Hey! Question re caches and ec2 AMI's. We've creat...
# general
a
Hey! Question re caches and ec2 AMI's. We've created an AMI with a "warmed up" pants project - specifically for some target. i.e. we ran
pants run my_target
, and then created the AMI with the relevant caches. However, when we create a new machine and run the same
pants run my_target
it still spends a lot of time on building the requirements. Anyone knows how to improve this? (we have huge requirements, and this stage can take up to 20 mins)
g
What kind of target is affected? Is it running exactly the same code, or changed?
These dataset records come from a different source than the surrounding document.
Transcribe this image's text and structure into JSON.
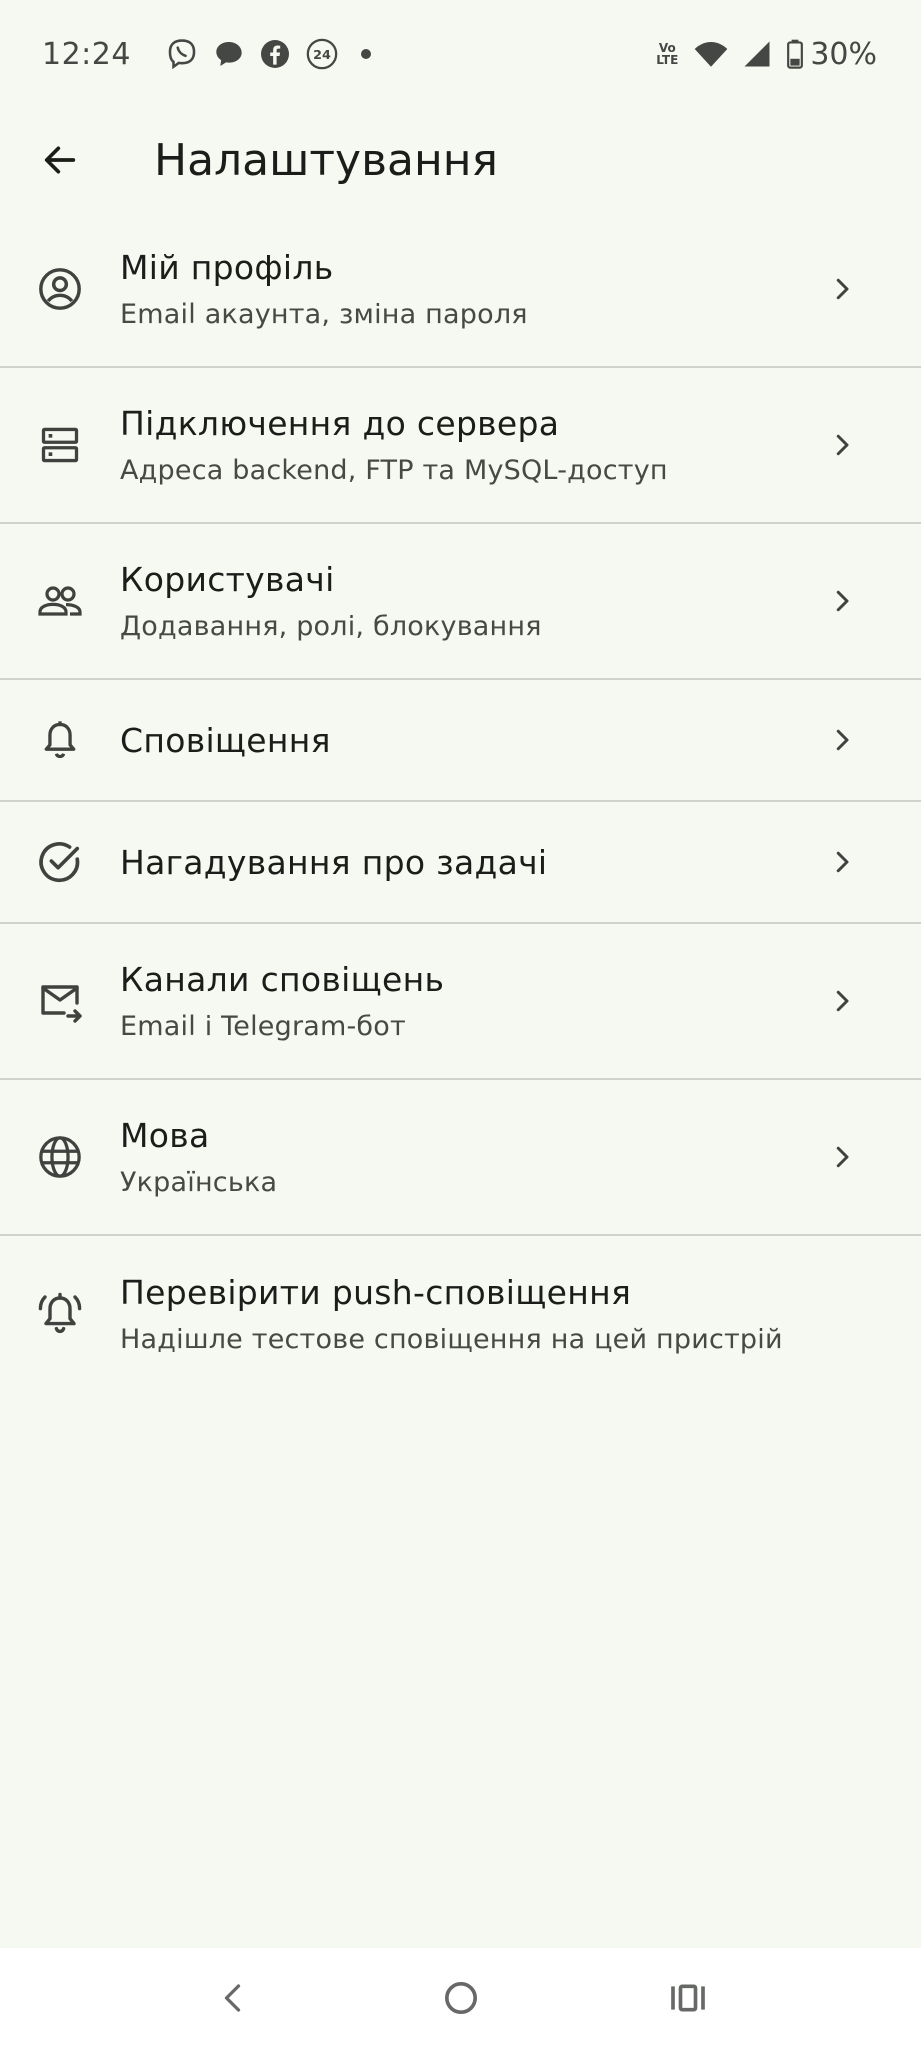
{
  "status_bar": {
    "time": "12:24",
    "notification_icons": [
      "viber-icon",
      "chat-bubble-icon",
      "facebook-icon",
      "24-badge-icon"
    ],
    "network_label_top": "Vo",
    "network_label_bottom": "LTE",
    "battery_percent": "30%"
  },
  "app_bar": {
    "title": "Налаштування"
  },
  "settings": {
    "items": [
      {
        "icon": "account-circle-icon",
        "title": "Мій профіль",
        "subtitle": "Email акаунта, зміна пароля"
      },
      {
        "icon": "server-icon",
        "title": "Підключення до сервера",
        "subtitle": "Адреса backend, FTP та MySQL-доступ"
      },
      {
        "icon": "people-icon",
        "title": "Користувачі",
        "subtitle": "Додавання, ролі, блокування"
      },
      {
        "icon": "bell-icon",
        "title": "Сповіщення",
        "subtitle": ""
      },
      {
        "icon": "check-circle-icon",
        "title": "Нагадування про задачі",
        "subtitle": ""
      },
      {
        "icon": "mail-forward-icon",
        "title": "Канали сповіщень",
        "subtitle": "Email і Telegram-бот"
      },
      {
        "icon": "globe-icon",
        "title": "Мова",
        "subtitle": "Українська"
      },
      {
        "icon": "bell-ring-icon",
        "title": "Перевірити push-сповіщення",
        "subtitle": "Надішле тестове сповіщення на цей пристрій"
      }
    ]
  },
  "colors": {
    "background": "#f6f9f1",
    "divider": "#cfd3cc",
    "text_primary": "#1b1d1a",
    "text_secondary": "#464944",
    "nav_bar": "#ffffff"
  }
}
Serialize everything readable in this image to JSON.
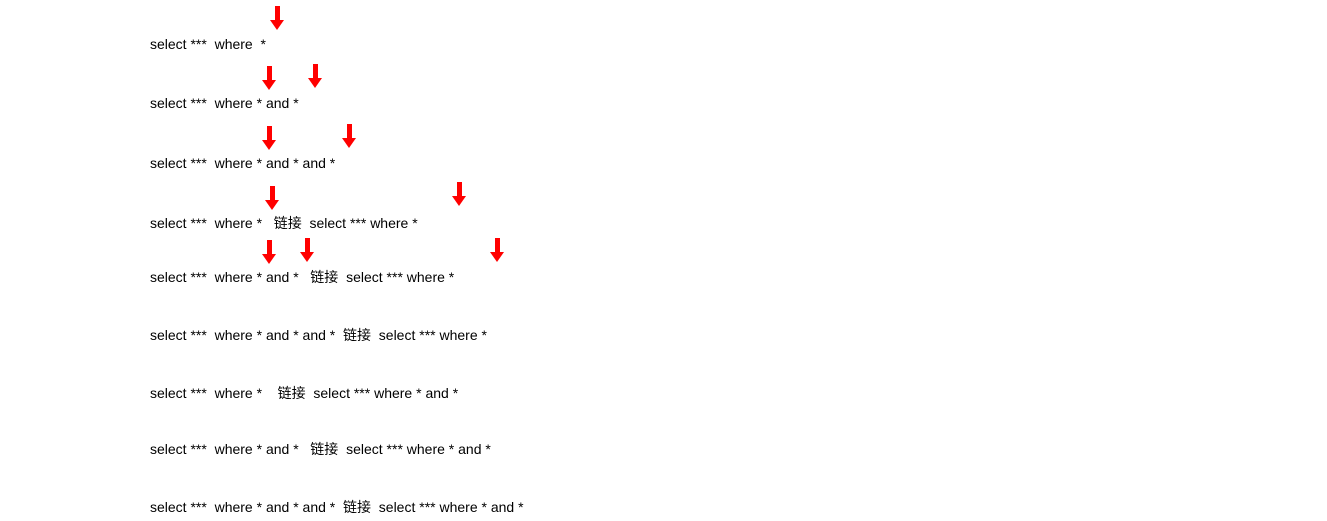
{
  "lines": {
    "l1": "select ***  where  *",
    "l2": "select ***  where * and *",
    "l3": "select ***  where * and * and *",
    "l4": "select ***  where *   链接  select *** where *",
    "l5": "select ***  where * and *   链接  select *** where *",
    "l6": "select ***  where * and * and *  链接  select *** where *",
    "l7": "select ***  where *    链接  select *** where * and *",
    "l8": "select ***  where * and *   链接  select *** where * and *",
    "l9": "select ***  where * and * and *  链接  select *** where * and *"
  },
  "arrow_color": "#ff0000"
}
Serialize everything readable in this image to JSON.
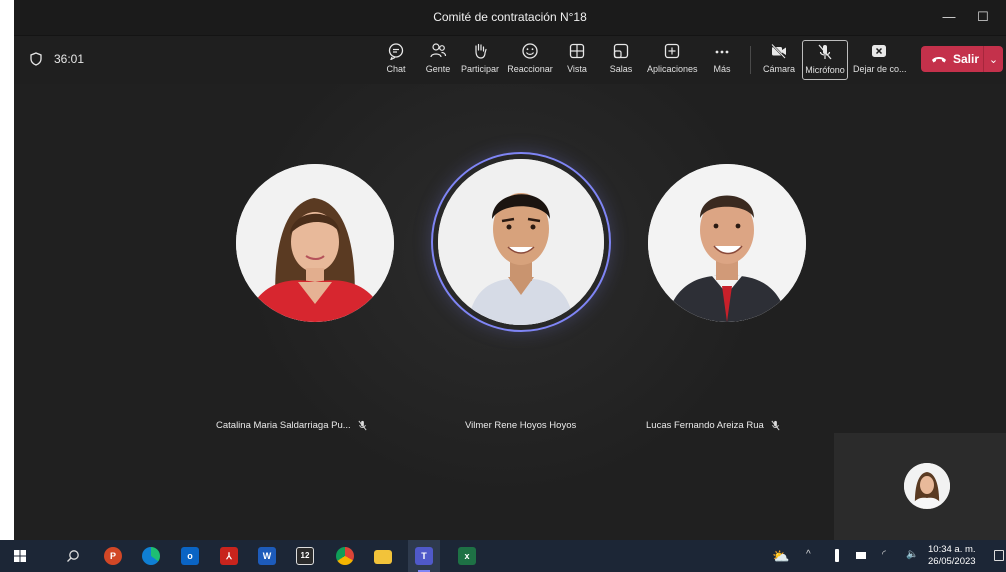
{
  "window": {
    "title": "Comité de contratación N°18",
    "minimize": "—",
    "maximize": "☐"
  },
  "meeting": {
    "elapsed": "36:01"
  },
  "toolbar": {
    "chat": "Chat",
    "people": "Gente",
    "raise_hand": "Participar",
    "react": "Reaccionar",
    "view": "Vista",
    "rooms": "Salas",
    "apps": "Aplicaciones",
    "more": "Más",
    "camera": "Cámara",
    "mic": "Micrófono",
    "share": "Dejar de co...",
    "leave": "Salir"
  },
  "participants": [
    {
      "name": "Catalina Maria Saldarriaga Pu...",
      "muted": true,
      "speaking": false
    },
    {
      "name": "Vilmer Rene Hoyos Hoyos",
      "muted": false,
      "speaking": true
    },
    {
      "name": "Lucas Fernando Areiza Rua",
      "muted": true,
      "speaking": false
    }
  ],
  "taskbar": {
    "icons": [
      "windows-start",
      "search",
      "powerpoint",
      "edge",
      "outlook",
      "acrobat",
      "word",
      "calendar",
      "chrome",
      "file-explorer",
      "teams",
      "excel"
    ],
    "word_letter": "W",
    "outlook_letter": "o",
    "excel_letter": "x",
    "powerpoint_letter": "P",
    "calendar_text": "12",
    "clock_time": "10:34 a. m.",
    "clock_date": "26/05/2023"
  },
  "colors": {
    "accent_ring": "#7f85f5",
    "leave_button": "#c4314b",
    "stage_bg": "#202020",
    "taskbar_bg": "#1c2636"
  }
}
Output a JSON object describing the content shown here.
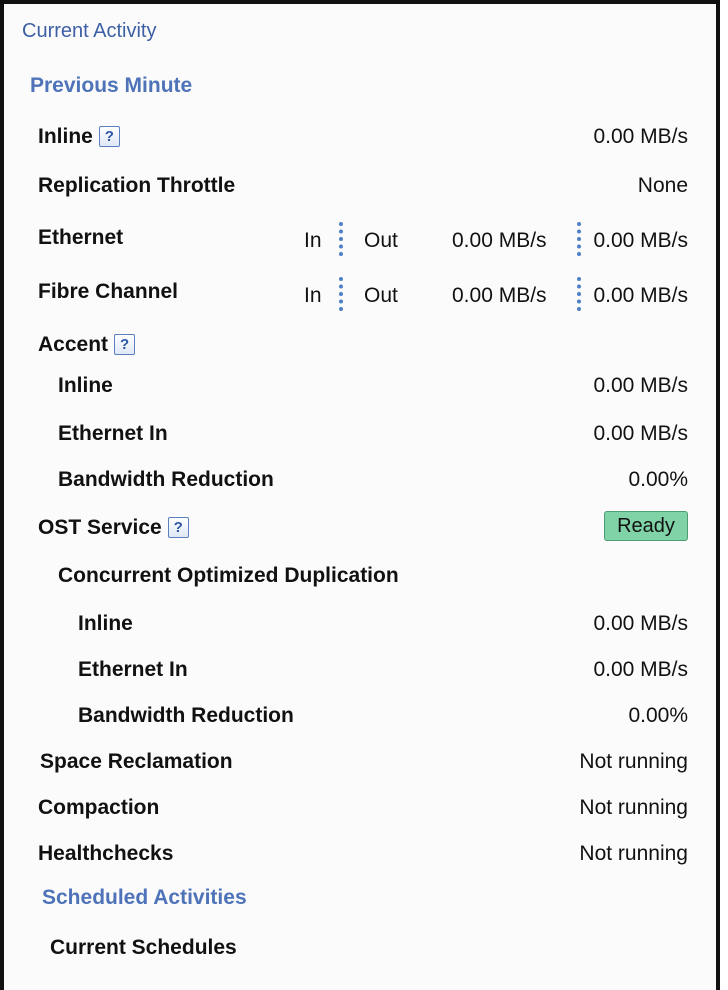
{
  "panel": {
    "title": "Current Activity",
    "previous_minute": "Previous Minute",
    "scheduled_activities": "Scheduled Activities"
  },
  "rows": {
    "inline": {
      "label": "Inline",
      "value": "0.00 MB/s"
    },
    "replication_throttle": {
      "label": "Replication Throttle",
      "value": "None"
    },
    "ethernet": {
      "label": "Ethernet",
      "in": "In",
      "out": "Out",
      "in_value": "0.00 MB/s",
      "out_value": "0.00 MB/s"
    },
    "fibre_channel": {
      "label": "Fibre Channel",
      "in": "In",
      "out": "Out",
      "in_value": "0.00 MB/s",
      "out_value": "0.00 MB/s"
    },
    "accent": {
      "label": "Accent"
    },
    "accent_inline": {
      "label": "Inline",
      "value": "0.00 MB/s"
    },
    "accent_ethernet_in": {
      "label": "Ethernet In",
      "value": "0.00 MB/s"
    },
    "accent_bandwidth_reduction": {
      "label": "Bandwidth Reduction",
      "value": "0.00%"
    },
    "ost_service": {
      "label": "OST Service",
      "status": "Ready"
    },
    "concurrent_optimized_duplication": {
      "label": "Concurrent Optimized Duplication"
    },
    "cod_inline": {
      "label": "Inline",
      "value": "0.00 MB/s"
    },
    "cod_ethernet_in": {
      "label": "Ethernet In",
      "value": "0.00 MB/s"
    },
    "cod_bandwidth_reduction": {
      "label": "Bandwidth Reduction",
      "value": "0.00%"
    },
    "space_reclamation": {
      "label": "Space Reclamation",
      "value": "Not running"
    },
    "compaction": {
      "label": "Compaction",
      "value": "Not running"
    },
    "healthchecks": {
      "label": "Healthchecks",
      "value": "Not running"
    },
    "current_schedules": {
      "label": "Current Schedules"
    }
  },
  "icons": {
    "help": "?"
  },
  "colors": {
    "section_blue": "#4e73b8",
    "ready_green": "#7fd3a6"
  }
}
It might be worth running with
-ldebug
and seeing the exact Process it runs, and what is captured by that.
a
It is running the exact same target. In our use case - the code might change, but the requirements did not. However, currently it rebuilds the requirements even if we run the exact same target, without code changes. Re
-ldebug
, we know that what takes time is creating the pex with multiple (48 in our case) pip requirements. Anything else we should look for in the logs?
g
With kind of target, I meant if it's a pex_binary or python_source, or something else. They build differently, and have different caching.
python_source
will build dependencies separately from the local code, whereas the
pex_binary
does it in a single step and thus any code change invalidates the whole build. When you run with
-ldebug
it'll say what process it spawns, the arguments, and digests. If those change, it invalidates the cache as well. So if those are constant but the cache isn't used it's a bug, and if they change, it's an expectation mismatch.
a
understood! it's
python_source
. Re cache invalidation - did not notice changes yet. Are there env vars that would also invalidate the cache? e.g. PATH?
g
Hmm, that depends on the goal & target. I think by default it scrubs most of it, but not sure if everything is scrubbed. Definitely some pants settings will invalidate it, and those can also be set via env vars...